Hyun-ji Kwon, cellist, currently maintains an active schedule as soloist, chamber musician, and pedagogue. She earned her Bachelor of Music degree at Ewha Women’s University in Seoul, Korea, and was the winner of the top prize at the Seoul Symphony Orchestra Competition and the third prize at the Seoul Youth Chamber Music Competition. She was the principal cellist for the Ewha orchestra and performed as a soloist with the orchestra in two consecutive years. She came to Boston to study at the New England Conservatory, where she earned the Master of Music degree in Cello Performance as well as a Graduate Diploma, after which she completed the Doctor of Musical Arts degree program in Cello Performance at Boston University’s School of Music, in the studio of Rhonda Rider.

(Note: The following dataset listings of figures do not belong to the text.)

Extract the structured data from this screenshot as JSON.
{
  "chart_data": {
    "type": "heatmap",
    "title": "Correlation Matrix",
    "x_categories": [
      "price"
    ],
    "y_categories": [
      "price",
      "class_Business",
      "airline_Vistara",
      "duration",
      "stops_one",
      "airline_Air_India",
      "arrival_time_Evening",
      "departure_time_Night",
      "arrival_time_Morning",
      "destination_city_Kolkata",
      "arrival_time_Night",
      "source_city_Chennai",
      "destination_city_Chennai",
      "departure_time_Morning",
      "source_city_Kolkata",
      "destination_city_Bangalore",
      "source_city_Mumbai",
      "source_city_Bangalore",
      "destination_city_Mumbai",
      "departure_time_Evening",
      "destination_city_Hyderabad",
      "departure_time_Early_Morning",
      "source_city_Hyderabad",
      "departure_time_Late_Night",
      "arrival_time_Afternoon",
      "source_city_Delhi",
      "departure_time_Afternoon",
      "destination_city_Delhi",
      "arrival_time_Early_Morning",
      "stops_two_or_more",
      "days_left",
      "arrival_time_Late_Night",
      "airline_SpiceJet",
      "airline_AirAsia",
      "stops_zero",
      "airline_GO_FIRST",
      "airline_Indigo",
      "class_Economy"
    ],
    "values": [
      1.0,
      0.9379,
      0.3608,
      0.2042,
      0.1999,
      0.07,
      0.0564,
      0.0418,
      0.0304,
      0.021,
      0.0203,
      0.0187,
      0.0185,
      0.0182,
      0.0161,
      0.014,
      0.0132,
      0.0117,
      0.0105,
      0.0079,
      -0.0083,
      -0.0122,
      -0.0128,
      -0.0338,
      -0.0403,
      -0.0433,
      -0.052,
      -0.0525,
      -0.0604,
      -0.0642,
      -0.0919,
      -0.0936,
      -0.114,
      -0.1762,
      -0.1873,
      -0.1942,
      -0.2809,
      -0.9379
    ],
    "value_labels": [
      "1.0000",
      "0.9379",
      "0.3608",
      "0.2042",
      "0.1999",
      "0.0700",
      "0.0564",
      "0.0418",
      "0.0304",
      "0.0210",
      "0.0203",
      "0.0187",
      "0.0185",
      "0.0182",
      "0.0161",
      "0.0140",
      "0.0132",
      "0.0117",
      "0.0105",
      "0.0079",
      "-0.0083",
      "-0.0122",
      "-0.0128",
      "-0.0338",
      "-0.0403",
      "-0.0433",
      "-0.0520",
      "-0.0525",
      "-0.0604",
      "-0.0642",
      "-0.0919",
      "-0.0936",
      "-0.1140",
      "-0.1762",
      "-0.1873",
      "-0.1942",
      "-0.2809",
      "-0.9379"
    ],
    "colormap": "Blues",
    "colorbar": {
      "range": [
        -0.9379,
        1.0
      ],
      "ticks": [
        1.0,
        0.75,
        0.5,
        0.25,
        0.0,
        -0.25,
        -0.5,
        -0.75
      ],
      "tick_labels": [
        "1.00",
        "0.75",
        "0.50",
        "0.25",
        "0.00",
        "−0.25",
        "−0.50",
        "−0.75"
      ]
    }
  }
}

Her other teachers have included Natasha Brofsky, Il-hwan Bai and Sungwon Yang. She has performed in master classes for renowned cellists such as Natalia Gutman and Anner Bylsma, and she has participated in numerous music festivals and concerts in both Korea and North America. Kwon was selected numerous times to perform in joint Faculty/DMA candidate “Chamber Music Masterworks” concerts during her BU studies, and she was awarded special String Department Honors upon graduation. She has performed as guest alumna along with the celebrated Muir Quartet and violist Michelle LaCourse at BU’s Tsai Center, with the Convergence Ensemble, and in several other Boston area ensembles. During recent summers she has served on the faculty of Boston University’s Tanglewood Institute, working with students of the Young Artist Orchestra program as well as BUTI’s String Quartet Workshop. She joined the BU School of Music cello faculty in 2015.
 
 
 
 
Alexandre Lecarme_July 2013
 
Alexandre Lecarme
Lecturer in Music, Cello

EDUCATION
Premier Prix de Violoncelle, Conservatoire National Supérieur de Musique de Paris; Artist Diploma, Master of Music, Boston University
EMAIL
alecarme@bu.edu

Alexandre Lecarme joined the cello section of the Boston Symphony in the 2008 season. A native of Grasse, France, Mr. Lecarme graduated with the Premier Prix de Violoncelle from the Conservatoire National Supérieur de Musique de Paris in 1997. Mr. Lecarme holds the Artist Diploma and Master of music degrees from Boston University as a recipient of a Cohen Foundation grant and a Dean’s scholarship. His major teachers have included Jean-Marie Gamard in Paris, David Soyer, George Neikrug and Andrés Díaz at Boston University.
 
An avid chamber musician, Mr. Lecarme has appeared on the Rockport Chamber Music Festival, Hammond Performing Arts Series, Copley Society Series, Hebron and Thayer Academy Concert Series, Temple Emmanuel Chamber Music Series and the chamber music series of the Boston Symphony Orchestra. As a founding member of the Tancrede Trio, he has performed extensively in the United States and Europe. Highlights include concerts at Shermetiev Palace in St. Petersburg for the 300th Anniversary of the city, Opera de Nice, and Salle Olivier Messiaen, Grenoble, France. Since 2010 he has been a member of the award-winning Alianza String Quartet, touring with them in France during the summer of 2011. The quartet has been described by the New York Times as having “an unusually elegant sound—they boil over with an edge-of-the-seat eagerness” and recently by the West Palm Beach daily as having “a highly polished, unified sound … able to persuasively render the myriad subtleties of quartet composition”.
 
Mr. Lecarme is also a founding member of the Boston Cello Quartet, comprised of four cellists from the Boston Symphony. After a Tanglewood performance, Classical Review reported that the ensemble can “showcase the cello in its range of octaves, sonic possibilities, and tonal colors” making mention that “Alexandre Lecarme gave lovely voice to the melodic line, flowing song in legato style with phrasing and articulation worthy of a Baroque soprano”.
 
Mr. Lecarme has participated at the Pablo Casals, Domaine Forget, Kneisel Hall and Norfolk Chamber Music Festivals and collaborated with Roman Totenberg, Seymour Lipkin, and members of the Tokyo String Quartet.
 
Mr. Lecarme has released CDs for Hammond GMAC Performing Arts of works by Bach, Debussy, Schubert, Beethoven, Franck and Rachmaninov. Mr. Lecarme performs on a cello made by José Contreras in 1746, generously on loan from the Boston Symphony Orchestra.